Il fouilla dans la poche de son habit et en tira un morceau de papier bleuâtre et décoloré qu’il étala sur la table.
– Je me souviens, dit-il, que le jour où mon oncle a brûlé ses papiers, j’ai remarqué que les petits bouts de marges non brûlés qui se trouvaient dans les cendres avaient tous cette couleur particulière. J’ai trouvé cette unique feuille sur le plancher de sa chambre et tout me porte à croire que c’est peut-être un des papiers qui, ayant volé loin des autres, avait, de la sorte, échappé à la destruction. Sauf qu’il y est question de «pépins», je ne pense pas qu’il puisse nous être d’une grande utilité. Je crois, pour ma part, que c’est une page d’un journal intime. Incontestablement, l’écriture est celle de mon oncle.
Holmes approcha la lampe et tous les deux nous nous penchâmes sur la feuille de papier dont le bord déchiré prouvait qu’on l’avait, en effet, arrachée à un carnet. Cette feuille portait en tête: «Mars 1869», et en dessous se trouvaient les indications suivantes:
4. Hudson est venu. Même vieille discussion.
7. Envoyé les pépins à Mac Cauley, Taramore et Swain, de St Augustin.
9. Mac Cauley disparu.
10. John Swain disparu.
12. Visité Taramore. Tout bien.
– Merci, dit Holmes en pliant le papier et en le rendant à notre visiteur. Et maintenant il ne faut plus, sous aucun pré texte, perdre un seul instant.

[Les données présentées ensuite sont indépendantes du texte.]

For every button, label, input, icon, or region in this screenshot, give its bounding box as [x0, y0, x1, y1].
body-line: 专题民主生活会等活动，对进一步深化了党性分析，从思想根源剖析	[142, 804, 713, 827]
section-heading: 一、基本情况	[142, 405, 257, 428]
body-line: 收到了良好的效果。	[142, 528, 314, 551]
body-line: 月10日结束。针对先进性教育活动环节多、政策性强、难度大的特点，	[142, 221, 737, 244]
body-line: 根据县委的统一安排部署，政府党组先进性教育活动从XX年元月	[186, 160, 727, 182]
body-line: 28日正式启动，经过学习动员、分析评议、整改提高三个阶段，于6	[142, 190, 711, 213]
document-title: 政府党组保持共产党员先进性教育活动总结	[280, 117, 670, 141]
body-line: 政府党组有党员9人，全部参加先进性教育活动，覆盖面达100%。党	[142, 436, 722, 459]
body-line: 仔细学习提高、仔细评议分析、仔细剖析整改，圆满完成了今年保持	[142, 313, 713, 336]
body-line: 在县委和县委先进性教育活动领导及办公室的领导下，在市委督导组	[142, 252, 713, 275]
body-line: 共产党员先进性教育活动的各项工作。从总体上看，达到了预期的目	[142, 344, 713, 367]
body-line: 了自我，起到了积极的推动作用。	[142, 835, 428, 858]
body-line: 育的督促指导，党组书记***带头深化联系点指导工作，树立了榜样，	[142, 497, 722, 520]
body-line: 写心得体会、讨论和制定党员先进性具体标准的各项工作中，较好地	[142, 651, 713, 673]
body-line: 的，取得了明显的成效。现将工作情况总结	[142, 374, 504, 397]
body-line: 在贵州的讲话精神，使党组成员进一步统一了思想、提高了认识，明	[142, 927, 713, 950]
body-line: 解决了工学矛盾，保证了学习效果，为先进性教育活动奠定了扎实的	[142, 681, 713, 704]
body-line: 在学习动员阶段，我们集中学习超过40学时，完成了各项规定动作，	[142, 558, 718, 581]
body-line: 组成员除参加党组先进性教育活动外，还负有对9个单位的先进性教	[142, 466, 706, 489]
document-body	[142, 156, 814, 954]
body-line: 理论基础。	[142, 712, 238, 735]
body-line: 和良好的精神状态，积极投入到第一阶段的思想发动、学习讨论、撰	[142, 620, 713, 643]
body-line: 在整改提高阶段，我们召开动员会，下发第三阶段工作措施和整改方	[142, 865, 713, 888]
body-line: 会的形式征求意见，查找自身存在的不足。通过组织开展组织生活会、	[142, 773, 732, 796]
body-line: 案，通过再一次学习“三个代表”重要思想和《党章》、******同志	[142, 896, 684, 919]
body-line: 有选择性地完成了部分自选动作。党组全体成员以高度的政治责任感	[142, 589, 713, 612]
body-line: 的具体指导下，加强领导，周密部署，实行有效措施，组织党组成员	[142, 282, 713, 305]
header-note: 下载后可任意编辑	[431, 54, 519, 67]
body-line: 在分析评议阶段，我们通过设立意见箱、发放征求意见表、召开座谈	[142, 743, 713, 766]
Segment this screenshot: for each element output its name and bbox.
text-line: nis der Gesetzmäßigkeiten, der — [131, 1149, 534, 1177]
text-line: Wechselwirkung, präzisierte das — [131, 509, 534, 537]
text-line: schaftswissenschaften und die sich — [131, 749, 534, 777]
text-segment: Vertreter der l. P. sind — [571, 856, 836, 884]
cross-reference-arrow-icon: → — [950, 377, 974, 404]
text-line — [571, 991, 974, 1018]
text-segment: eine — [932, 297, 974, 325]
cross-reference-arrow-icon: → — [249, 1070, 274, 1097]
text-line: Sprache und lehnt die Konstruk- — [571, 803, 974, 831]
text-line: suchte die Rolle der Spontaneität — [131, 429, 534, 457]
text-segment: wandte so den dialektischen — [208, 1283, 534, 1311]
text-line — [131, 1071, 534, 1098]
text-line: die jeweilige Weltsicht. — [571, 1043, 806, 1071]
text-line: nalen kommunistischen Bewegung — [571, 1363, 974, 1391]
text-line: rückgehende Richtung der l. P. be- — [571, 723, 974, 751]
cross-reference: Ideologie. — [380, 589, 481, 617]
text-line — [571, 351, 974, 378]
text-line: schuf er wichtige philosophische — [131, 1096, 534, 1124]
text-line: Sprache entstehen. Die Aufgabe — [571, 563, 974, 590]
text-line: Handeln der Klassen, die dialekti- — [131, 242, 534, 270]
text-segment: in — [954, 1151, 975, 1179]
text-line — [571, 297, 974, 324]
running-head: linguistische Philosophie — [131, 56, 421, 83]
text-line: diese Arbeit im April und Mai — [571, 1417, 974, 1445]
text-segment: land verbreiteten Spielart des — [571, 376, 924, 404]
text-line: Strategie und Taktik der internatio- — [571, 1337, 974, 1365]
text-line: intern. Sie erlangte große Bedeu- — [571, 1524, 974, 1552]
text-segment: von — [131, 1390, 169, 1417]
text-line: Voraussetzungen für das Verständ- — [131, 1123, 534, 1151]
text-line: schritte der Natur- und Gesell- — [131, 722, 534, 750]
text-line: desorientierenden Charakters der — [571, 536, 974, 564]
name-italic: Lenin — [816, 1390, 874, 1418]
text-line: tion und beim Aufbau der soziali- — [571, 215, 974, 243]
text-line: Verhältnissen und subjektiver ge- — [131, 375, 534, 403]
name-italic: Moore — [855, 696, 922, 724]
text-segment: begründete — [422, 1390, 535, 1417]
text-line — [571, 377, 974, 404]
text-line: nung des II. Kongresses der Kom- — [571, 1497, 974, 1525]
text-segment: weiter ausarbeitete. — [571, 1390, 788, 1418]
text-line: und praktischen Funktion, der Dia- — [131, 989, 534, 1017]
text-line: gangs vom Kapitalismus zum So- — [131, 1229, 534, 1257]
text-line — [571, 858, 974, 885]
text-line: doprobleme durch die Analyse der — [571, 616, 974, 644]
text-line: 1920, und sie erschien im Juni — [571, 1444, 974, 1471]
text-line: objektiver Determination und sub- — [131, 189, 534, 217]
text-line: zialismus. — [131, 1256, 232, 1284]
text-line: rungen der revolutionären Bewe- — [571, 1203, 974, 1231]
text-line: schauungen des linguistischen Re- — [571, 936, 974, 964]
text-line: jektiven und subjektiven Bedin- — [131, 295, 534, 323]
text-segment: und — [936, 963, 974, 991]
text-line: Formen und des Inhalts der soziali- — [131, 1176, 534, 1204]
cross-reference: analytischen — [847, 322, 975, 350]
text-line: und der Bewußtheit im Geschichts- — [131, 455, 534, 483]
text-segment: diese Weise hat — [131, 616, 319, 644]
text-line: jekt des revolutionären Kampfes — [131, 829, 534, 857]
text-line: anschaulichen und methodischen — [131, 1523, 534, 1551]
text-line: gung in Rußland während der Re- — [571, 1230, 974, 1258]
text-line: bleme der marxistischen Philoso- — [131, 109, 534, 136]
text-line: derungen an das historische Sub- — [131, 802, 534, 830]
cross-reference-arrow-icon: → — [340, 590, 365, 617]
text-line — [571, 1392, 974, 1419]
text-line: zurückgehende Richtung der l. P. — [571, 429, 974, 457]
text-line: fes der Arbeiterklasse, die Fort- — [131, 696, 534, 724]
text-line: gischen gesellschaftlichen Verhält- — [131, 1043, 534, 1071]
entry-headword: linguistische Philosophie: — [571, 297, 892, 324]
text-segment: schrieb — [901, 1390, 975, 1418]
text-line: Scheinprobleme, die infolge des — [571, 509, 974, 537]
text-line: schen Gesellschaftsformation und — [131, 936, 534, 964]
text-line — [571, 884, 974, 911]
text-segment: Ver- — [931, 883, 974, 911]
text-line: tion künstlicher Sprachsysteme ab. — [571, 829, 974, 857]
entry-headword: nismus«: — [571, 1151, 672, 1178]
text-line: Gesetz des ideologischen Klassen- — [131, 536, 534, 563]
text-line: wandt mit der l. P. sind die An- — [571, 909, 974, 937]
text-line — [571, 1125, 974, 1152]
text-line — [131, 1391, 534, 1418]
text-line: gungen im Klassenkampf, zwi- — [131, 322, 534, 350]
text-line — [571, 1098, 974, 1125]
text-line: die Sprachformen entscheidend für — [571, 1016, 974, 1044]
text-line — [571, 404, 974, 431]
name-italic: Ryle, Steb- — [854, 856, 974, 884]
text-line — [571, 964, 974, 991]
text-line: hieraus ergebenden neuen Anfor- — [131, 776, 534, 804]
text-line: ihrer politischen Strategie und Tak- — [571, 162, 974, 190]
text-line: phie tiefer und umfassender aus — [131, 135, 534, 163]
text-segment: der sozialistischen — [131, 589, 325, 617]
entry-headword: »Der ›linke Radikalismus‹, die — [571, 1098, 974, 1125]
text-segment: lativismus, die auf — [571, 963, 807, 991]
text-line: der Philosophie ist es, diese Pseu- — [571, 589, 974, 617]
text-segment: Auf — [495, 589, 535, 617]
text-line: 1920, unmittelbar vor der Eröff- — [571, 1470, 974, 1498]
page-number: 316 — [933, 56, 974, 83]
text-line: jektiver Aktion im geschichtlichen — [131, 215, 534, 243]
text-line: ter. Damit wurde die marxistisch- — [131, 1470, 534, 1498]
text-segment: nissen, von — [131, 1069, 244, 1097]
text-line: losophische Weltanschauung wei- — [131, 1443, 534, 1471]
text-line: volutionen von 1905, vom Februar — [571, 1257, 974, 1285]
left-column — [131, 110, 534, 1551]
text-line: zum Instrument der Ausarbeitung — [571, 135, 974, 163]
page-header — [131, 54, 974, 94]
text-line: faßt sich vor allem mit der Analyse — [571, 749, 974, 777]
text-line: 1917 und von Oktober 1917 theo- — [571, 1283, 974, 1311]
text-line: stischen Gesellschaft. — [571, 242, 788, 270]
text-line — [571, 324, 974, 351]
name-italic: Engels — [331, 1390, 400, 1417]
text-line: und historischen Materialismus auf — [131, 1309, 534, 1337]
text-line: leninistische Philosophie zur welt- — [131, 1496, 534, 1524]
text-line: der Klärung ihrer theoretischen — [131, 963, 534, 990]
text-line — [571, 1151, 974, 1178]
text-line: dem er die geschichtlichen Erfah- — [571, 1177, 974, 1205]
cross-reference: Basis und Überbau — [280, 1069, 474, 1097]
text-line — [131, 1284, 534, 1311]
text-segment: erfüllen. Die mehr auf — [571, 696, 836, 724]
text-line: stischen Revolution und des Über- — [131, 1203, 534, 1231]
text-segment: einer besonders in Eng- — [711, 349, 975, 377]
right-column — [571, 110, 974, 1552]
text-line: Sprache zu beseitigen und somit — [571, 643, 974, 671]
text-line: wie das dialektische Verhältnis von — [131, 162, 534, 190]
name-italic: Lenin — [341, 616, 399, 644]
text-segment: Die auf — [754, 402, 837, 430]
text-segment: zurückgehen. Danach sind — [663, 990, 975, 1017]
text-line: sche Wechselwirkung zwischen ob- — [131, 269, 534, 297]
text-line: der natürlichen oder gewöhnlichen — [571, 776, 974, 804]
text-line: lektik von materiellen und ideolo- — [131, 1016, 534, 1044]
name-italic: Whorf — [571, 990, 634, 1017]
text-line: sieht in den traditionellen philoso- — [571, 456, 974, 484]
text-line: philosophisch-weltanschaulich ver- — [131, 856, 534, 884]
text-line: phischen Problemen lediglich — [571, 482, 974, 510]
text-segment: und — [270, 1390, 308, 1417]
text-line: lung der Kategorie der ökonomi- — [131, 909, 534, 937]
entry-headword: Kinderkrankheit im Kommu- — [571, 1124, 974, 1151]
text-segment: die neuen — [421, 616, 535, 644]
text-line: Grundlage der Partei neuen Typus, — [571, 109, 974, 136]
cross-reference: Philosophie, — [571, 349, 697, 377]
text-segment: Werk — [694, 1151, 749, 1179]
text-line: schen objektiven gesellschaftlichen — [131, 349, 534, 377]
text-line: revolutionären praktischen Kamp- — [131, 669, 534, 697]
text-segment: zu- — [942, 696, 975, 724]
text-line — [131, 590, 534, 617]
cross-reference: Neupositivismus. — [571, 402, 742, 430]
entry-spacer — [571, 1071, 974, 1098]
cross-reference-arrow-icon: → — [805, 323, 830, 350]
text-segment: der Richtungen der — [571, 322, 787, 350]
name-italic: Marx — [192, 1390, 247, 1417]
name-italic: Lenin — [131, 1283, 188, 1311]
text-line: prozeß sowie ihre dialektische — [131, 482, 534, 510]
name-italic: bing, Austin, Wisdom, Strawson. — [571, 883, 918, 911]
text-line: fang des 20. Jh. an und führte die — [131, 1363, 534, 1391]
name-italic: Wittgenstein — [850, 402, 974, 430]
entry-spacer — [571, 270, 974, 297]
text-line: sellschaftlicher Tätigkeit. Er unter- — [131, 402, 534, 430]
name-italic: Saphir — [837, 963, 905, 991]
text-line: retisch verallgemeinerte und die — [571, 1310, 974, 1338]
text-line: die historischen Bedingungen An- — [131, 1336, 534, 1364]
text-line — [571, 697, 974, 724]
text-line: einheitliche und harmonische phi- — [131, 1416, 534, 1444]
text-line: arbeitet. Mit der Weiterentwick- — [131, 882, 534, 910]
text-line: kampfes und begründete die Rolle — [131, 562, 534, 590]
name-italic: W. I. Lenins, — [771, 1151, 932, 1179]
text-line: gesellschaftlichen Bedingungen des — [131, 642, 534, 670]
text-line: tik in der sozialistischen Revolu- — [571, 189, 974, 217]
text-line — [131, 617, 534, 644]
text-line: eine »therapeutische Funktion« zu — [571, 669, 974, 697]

Nous ne pouvons même pas prendre le temps de discuter ce que vous m’avez dit. Il faut rentrer chez vous tout de suite et agir.
– Mais que dois-je faire?
– Il n’y a qu’une seule chose à faire, et à faire tout de suite. Il faut mettre ce papier que vous venez de nous montrer dans la boîte en cuivre que vous nous avez décrite. Il faudra aussi y joindre un mot disant que tous les autres papiers ont été brûlés par votre oncle et que c’est là le seul qui reste. Il faudra l’affirmer en des termes tels qu’ils soient convaincants. Cela fait, il faudra, sans délai, mettre la boîte sur le cadran solaire, comme on vous le demande. Est-ce compris?
– Parfaitement.
– Ne pensez pas à la vengeance, ou à quoi que ce soit de ce genre, pour l’instant. La vengeance, nous l’obtiendrons, je crois, par la loi, mais il faut que nous tissions notre toile, tandis que la leur est déjà tissée. Le premier point, c’est d’écarter le danger pressant qui vous menace. Après on verra à élucider le mystère et à punir les coupables.
– Je vous remercie, dit le jeune homme, en se levant et en remettant son pardessus. Vous m’avez rendu la vie en même temps que l’espoir. Je ne manquerai pas d’agir comme vous me le conseillez.
– Ne perdez pas un moment, et, surtout, prenez garde à vous, en attendant, car je ne pense pas qu’il y ait le moindre doute que vous ne soyez sous la menace d’un danger réel imminent. Comment rentrez-vous?
– Par le train de Waterloo.
– Il n’est pas encore neuf heures. Il y aura encore foule dans les rues. J’espère donc que vous serez en sûreté, et pourtant vous ne sauriez être trop sur vos gardes.